Boot sequence at a glance
new SparkConf() // 1. read spark.* settings
│
▼
new SparkContext(conf) // 2. the driver comes alive
│
├─► createSparkEnv(...) // SparkEnv: serializer, blockManager,
│ // mapOutputTracker, broadcastManager
│
├─► initializeShuffleManager() // deferred so plugins can customize
├─► initializeMemoryManager()
│
├─► createTaskScheduler(master) // 3. backend + TaskSchedulerImpl
├─► new DAGScheduler(this)
│
└─► taskScheduler.start() // 4. backend registers, app gets an id
Everything below the constructor happens once, eagerly, inside the SparkContext initialization block. After it returns, the application is ready to build RDDs and run jobs.
SparkConf — the frozen configuration
SparkConf is a simple key/value store. Calling new SparkConf() loads every spark.* property from the JVM system properties. Once it is handed to a SparkContext, the context clones it, so later mutations to your original object have no effect — configuration is effectively immutable for the life of the application.
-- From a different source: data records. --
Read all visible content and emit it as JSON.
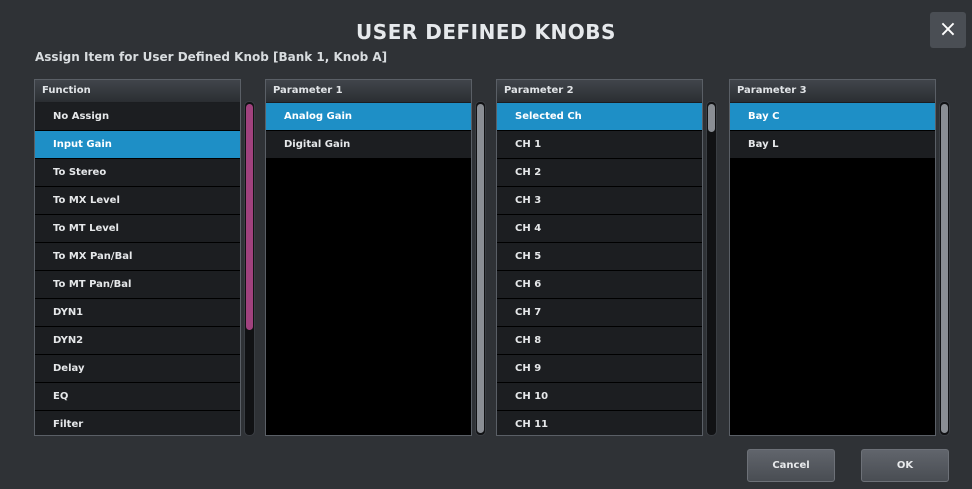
{
  "dialog": {
    "title": "USER DEFINED KNOBS",
    "close_label": "×",
    "subtitle": "Assign Item for User Defined Knob [Bank 1, Knob A]"
  },
  "columns": {
    "function": {
      "header": "Function",
      "items": [
        "No Assign",
        "Input Gain",
        "To Stereo",
        "To MX Level",
        "To MT Level",
        "To MX Pan/Bal",
        "To MT Pan/Bal",
        "DYN1",
        "DYN2",
        "Delay",
        "EQ",
        "Filter"
      ],
      "selected": "Input Gain"
    },
    "parameter1": {
      "header": "Parameter 1",
      "items": [
        "Analog Gain",
        "Digital Gain"
      ],
      "selected": "Analog Gain"
    },
    "parameter2": {
      "header": "Parameter 2",
      "items": [
        "Selected Ch",
        "CH 1",
        "CH 2",
        "CH 3",
        "CH 4",
        "CH 5",
        "CH 6",
        "CH 7",
        "CH 8",
        "CH 9",
        "CH 10",
        "CH 11"
      ],
      "selected": "Selected Ch"
    },
    "parameter3": {
      "header": "Parameter 3",
      "items": [
        "Bay C",
        "Bay L"
      ],
      "selected": "Bay C"
    }
  },
  "buttons": {
    "cancel": "Cancel",
    "ok": "OK"
  },
  "colors": {
    "selection": "#1e8fc6",
    "function_scroll_thumb": "#a0427e",
    "scroll_thumb": "#8a8e94"
  }
}
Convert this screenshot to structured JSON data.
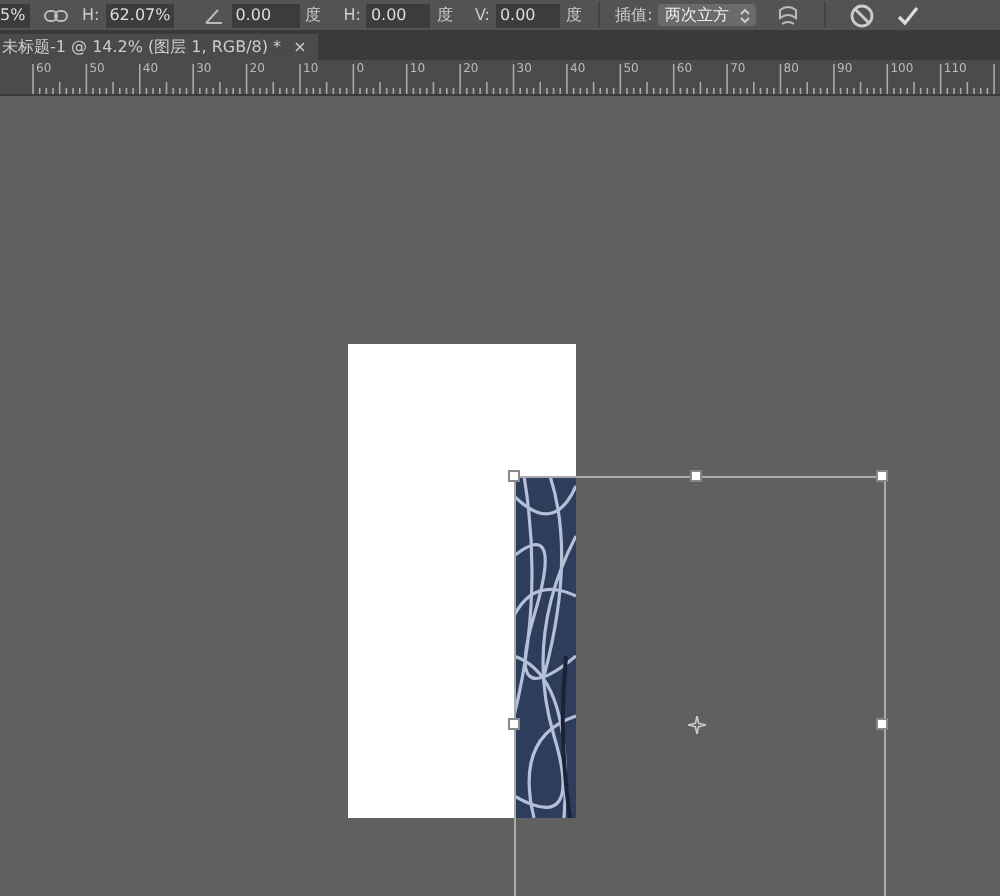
{
  "options_bar": {
    "width_value": "5%",
    "height_label": "H:",
    "height_value": "62.07%",
    "rotate_value": "0.00",
    "rotate_unit": "度",
    "hskew_label": "H:",
    "hskew_value": "0.00",
    "hskew_unit": "度",
    "vskew_label": "V:",
    "vskew_value": "0.00",
    "vskew_unit": "度",
    "interpolation_label": "插值:",
    "interpolation_value": "两次立方"
  },
  "document_tab": {
    "title": "未标题-1 @ 14.2% (图层 1, RGB/8) *",
    "close": "×"
  },
  "ruler": {
    "labels": [
      "60",
      "50",
      "40",
      "30",
      "20",
      "10",
      "0",
      "10",
      "20",
      "30",
      "40",
      "50",
      "60",
      "70",
      "80",
      "90",
      "100",
      "110"
    ]
  }
}
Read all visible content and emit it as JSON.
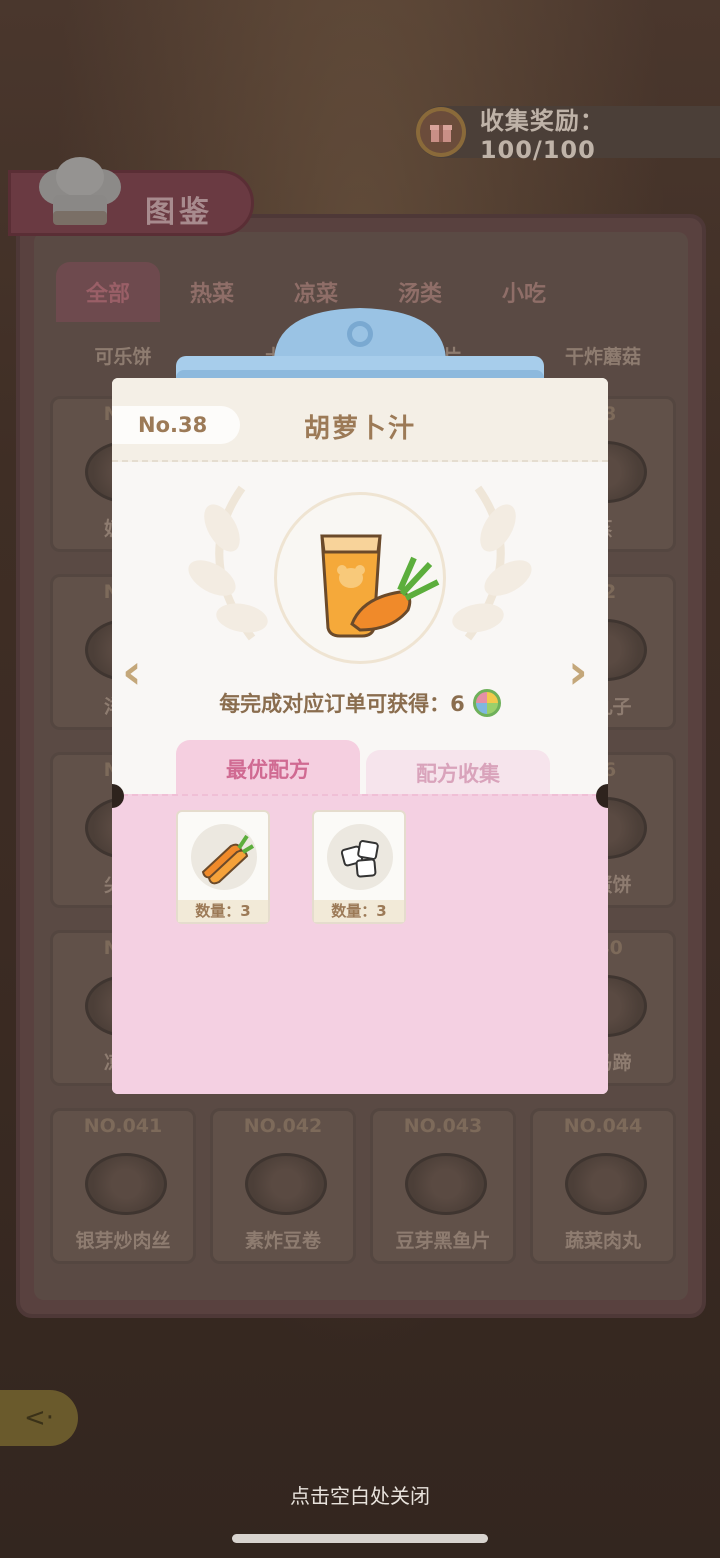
{
  "top_bar": {
    "reward_label": "收集奖励：100/100",
    "reward_icon": "gift-box-icon"
  },
  "book": {
    "title": "图鉴",
    "tabs": [
      "全部",
      "热菜",
      "凉菜",
      "汤类",
      "小吃"
    ],
    "row_top_names": [
      "可乐饼",
      "土豆",
      "肉片",
      "干炸蘑菇"
    ],
    "cards": [
      {
        "no": "NO.",
        "name": "奶油"
      },
      {
        "no": "28",
        "name": "蒸"
      },
      {
        "no": "NO.",
        "name": "洋葱"
      },
      {
        "no": "32",
        "name": "腐丸子"
      },
      {
        "no": "NO.",
        "name": "尖椒"
      },
      {
        "no": "36",
        "name": "鸡蛋饼"
      },
      {
        "no": "NO.",
        "name": "凉拌"
      },
      {
        "no": "040",
        "name": "药马蹄"
      },
      {
        "no": "NO.041",
        "name": "银芽炒肉丝"
      },
      {
        "no": "NO.042",
        "name": "素炸豆卷"
      },
      {
        "no": "NO.043",
        "name": "豆芽黑鱼片"
      },
      {
        "no": "NO.044",
        "name": "蔬菜肉丸"
      }
    ]
  },
  "modal": {
    "number": "No.38",
    "title": "胡萝卜汁",
    "reward_text": "每完成对应订单可获得：6",
    "tabs": {
      "best": "最优配方",
      "collect": "配方收集"
    },
    "ingredients": [
      {
        "icon": "carrot-icon",
        "qty": "数量：3"
      },
      {
        "icon": "ice-cube-icon",
        "qty": "数量：3"
      }
    ]
  },
  "close_hint": "点击空白处关闭"
}
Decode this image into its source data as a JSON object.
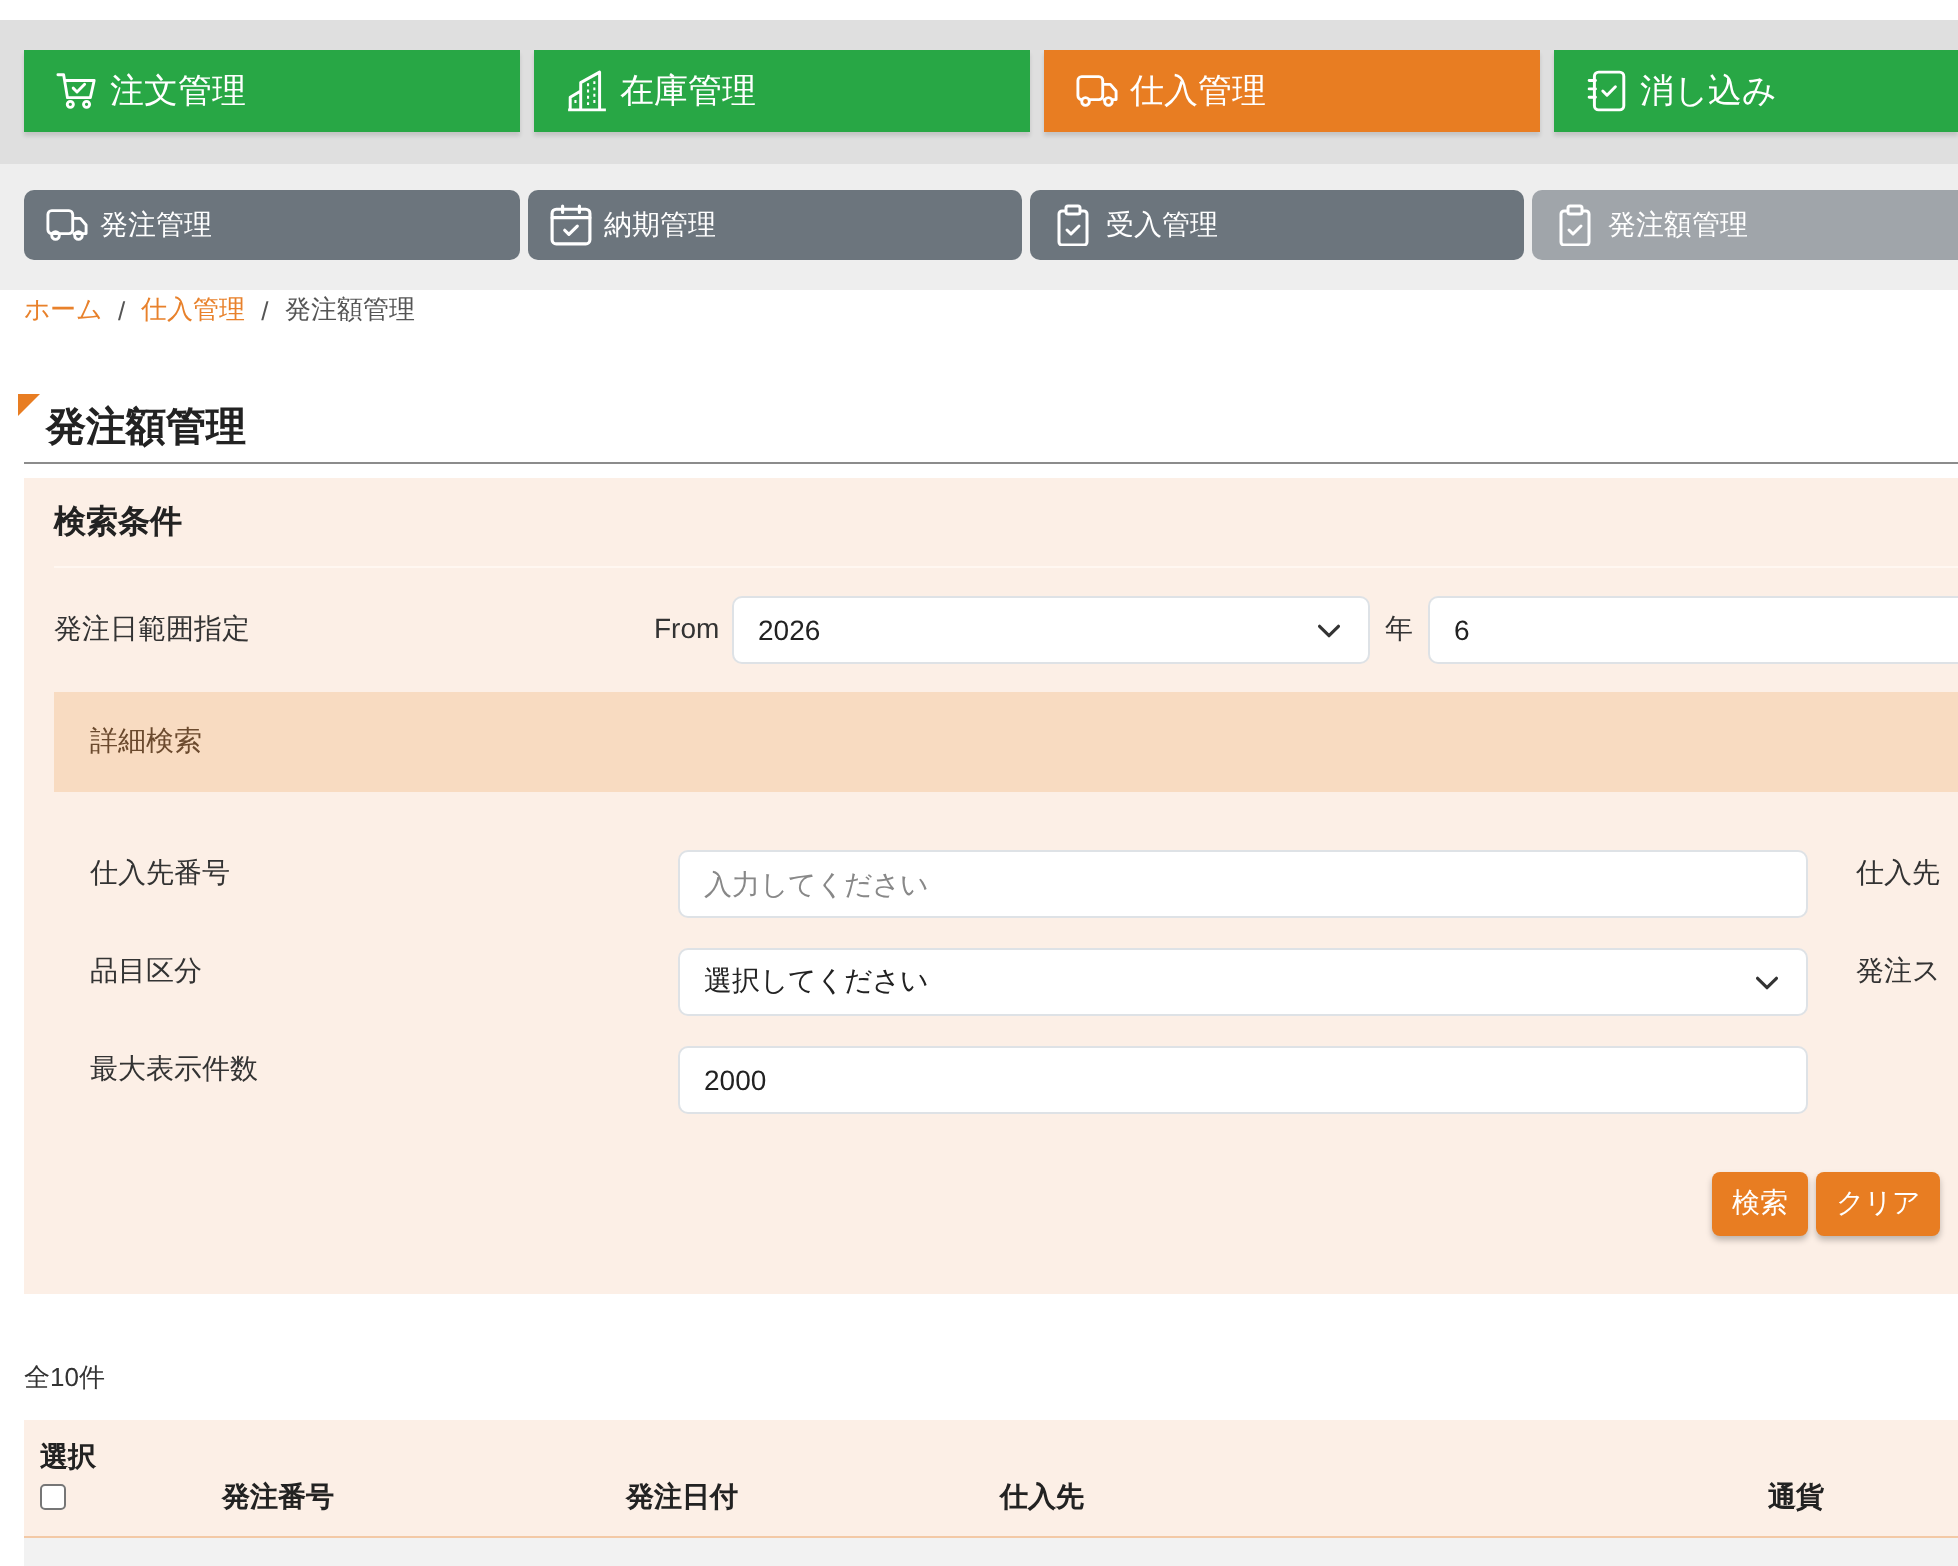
{
  "main_tabs": [
    {
      "label": "注文管理",
      "selected": false
    },
    {
      "label": "在庫管理",
      "selected": false
    },
    {
      "label": "仕入管理",
      "selected": true
    },
    {
      "label": "消し込み",
      "selected": false
    }
  ],
  "sub_tabs": [
    {
      "label": "発注管理",
      "selected": false
    },
    {
      "label": "納期管理",
      "selected": false
    },
    {
      "label": "受入管理",
      "selected": false
    },
    {
      "label": "発注額管理",
      "selected": true
    }
  ],
  "breadcrumb": [
    {
      "kind": "link",
      "text": "ホーム"
    },
    {
      "kind": "separator",
      "text": "/"
    },
    {
      "kind": "link",
      "text": "仕入管理"
    },
    {
      "kind": "separator",
      "text": "/"
    },
    {
      "kind": "current",
      "text": "発注額管理"
    }
  ],
  "page_title": "発注額管理",
  "search_panel": {
    "title": "検索条件",
    "date_range": {
      "label": "発注日範囲指定",
      "from_label": "From",
      "year_select": {
        "value": "2026"
      },
      "year_unit": "年",
      "month_input": {
        "value": "6"
      }
    },
    "detail_header": "詳細検索",
    "fields": [
      {
        "kind": "text",
        "label": "仕入先番号",
        "placeholder": "入力してください",
        "right_label": "仕入先"
      },
      {
        "kind": "select",
        "label": "品目区分",
        "value": "選択してください",
        "right_label": "発注ス"
      },
      {
        "kind": "text",
        "label": "最大表示件数",
        "value": "2000"
      }
    ],
    "buttons": [
      "検索",
      "クリア"
    ]
  },
  "table": {
    "count": "全10件",
    "select_label": "選択",
    "select_all_checked": false,
    "columns": [
      "発注番号",
      "発注日付",
      "仕入先",
      "通貨"
    ]
  }
}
This is why settings such as spark.executor.memory or spark.sql.shuffle.partitions must be set before the context is created.
SparkContext — the entry point
The class doc calls it "the main entry point for Spark functionality" — the connection to a cluster used to create RDDs, accumulators, and broadcast variables. Only one active SparkContext may exist per JVM.
Its constructor declares four runtime pillars as private fields — _env, _schedulerBackend, _taskScheduler, _dagScheduler — and fills them in during initialization. Holding these references is what makes the context the hub of the whole system.
SparkEnv — the shared service container
SparkEnv "holds all the runtime environment objects for a running Spark instance." A single instance exists per process (driver or executor) and is reachable from anywhere via the global SparkEnv.get. This is how task code running deep inside an RDD can reach the local BlockManager without threading references through every call.
It bundles the serializer, the closure serializer, the BlockManager, the MapOutputTracker (a master on the driver, a worker on executors), the broadcast manager, and lazily-initialized shuffle and memory managers.
Why shuffle and memory managers initialize late
Notice that SparkEnv creates the shuffle and memory managers after the rest of the environment, through initializeShuffleManager() and initializeMemoryManager(...). This deferral lets user JARs and plugins register custom implementations (for example, a custom ShuffleManager) before they are instantiated.
createTaskScheduler — one code path, many cluster managers
This factory pattern-matches on the master URL and returns a (SchedulerBackend, TaskScheduler) pair. local[*] yields a LocalSchedulerBackend; spark:// yields a StandaloneSchedulerBackend; YARN and Kubernetes are loaded through the ExternalClusterManager service-provider interface. The rest of Spark is written against the SchedulerBackend trait, so the same scheduling logic runs unchanged everywhere.
runJob — the bridge from your code to the cluster
Every action ends here. runJob takes a target RDD, a function to run on each partition, the set of partition indices, and a result handler. It cleans the closure (so it can be serialized and shipped), records the call site for the UI, and delegates to dagScheduler.runJob. After the job finishes it triggers any pending checkpointing.
def runJob[T, U](rdd, func, partitions, resultHandler): Unit = {
val cleanedFunc = clean(func) // make the closure shippable
dagScheduler.runJob(rdd, cleanedFunc, // hand off to the DAG scheduler
partitions, callSite, resultHandler, ...)
rdd.doCheckpoint() // materialize checkpoints if any
}
How the pieces relate
The driver is a single JVM, but it holds several long-lived collaborators. The SparkContext owns them; SparkEnv makes the stateless services globally reachable; the scheduler trio coordinates execution.
| Object | Lives on | Responsibility |
|---|---|---|
SparkContext | Driver only | User API surface; owns the scheduler stack and tracks jobs. |
SparkEnv | Driver and every executor | Shared services (serializer, block manager, trackers) via SparkEnv.get. |
DAGScheduler | Driver only | Plans stages from RDD lineage; covered on the scheduling page. |
TaskSchedulerImpl | Driver only | Assigns tasks to executor offers. |
SchedulerBackend | Driver only | Talks to the cluster manager and to executors. |
Key takeaways
- Configuration is frozen at context creation; set
spark.*properties first. SparkEnv.getis the back-channel that lets remote task code reach local services.- One factory (
createTaskScheduler) hides all cluster-manager differences. SparkContext.runJobis the single funnel for every action.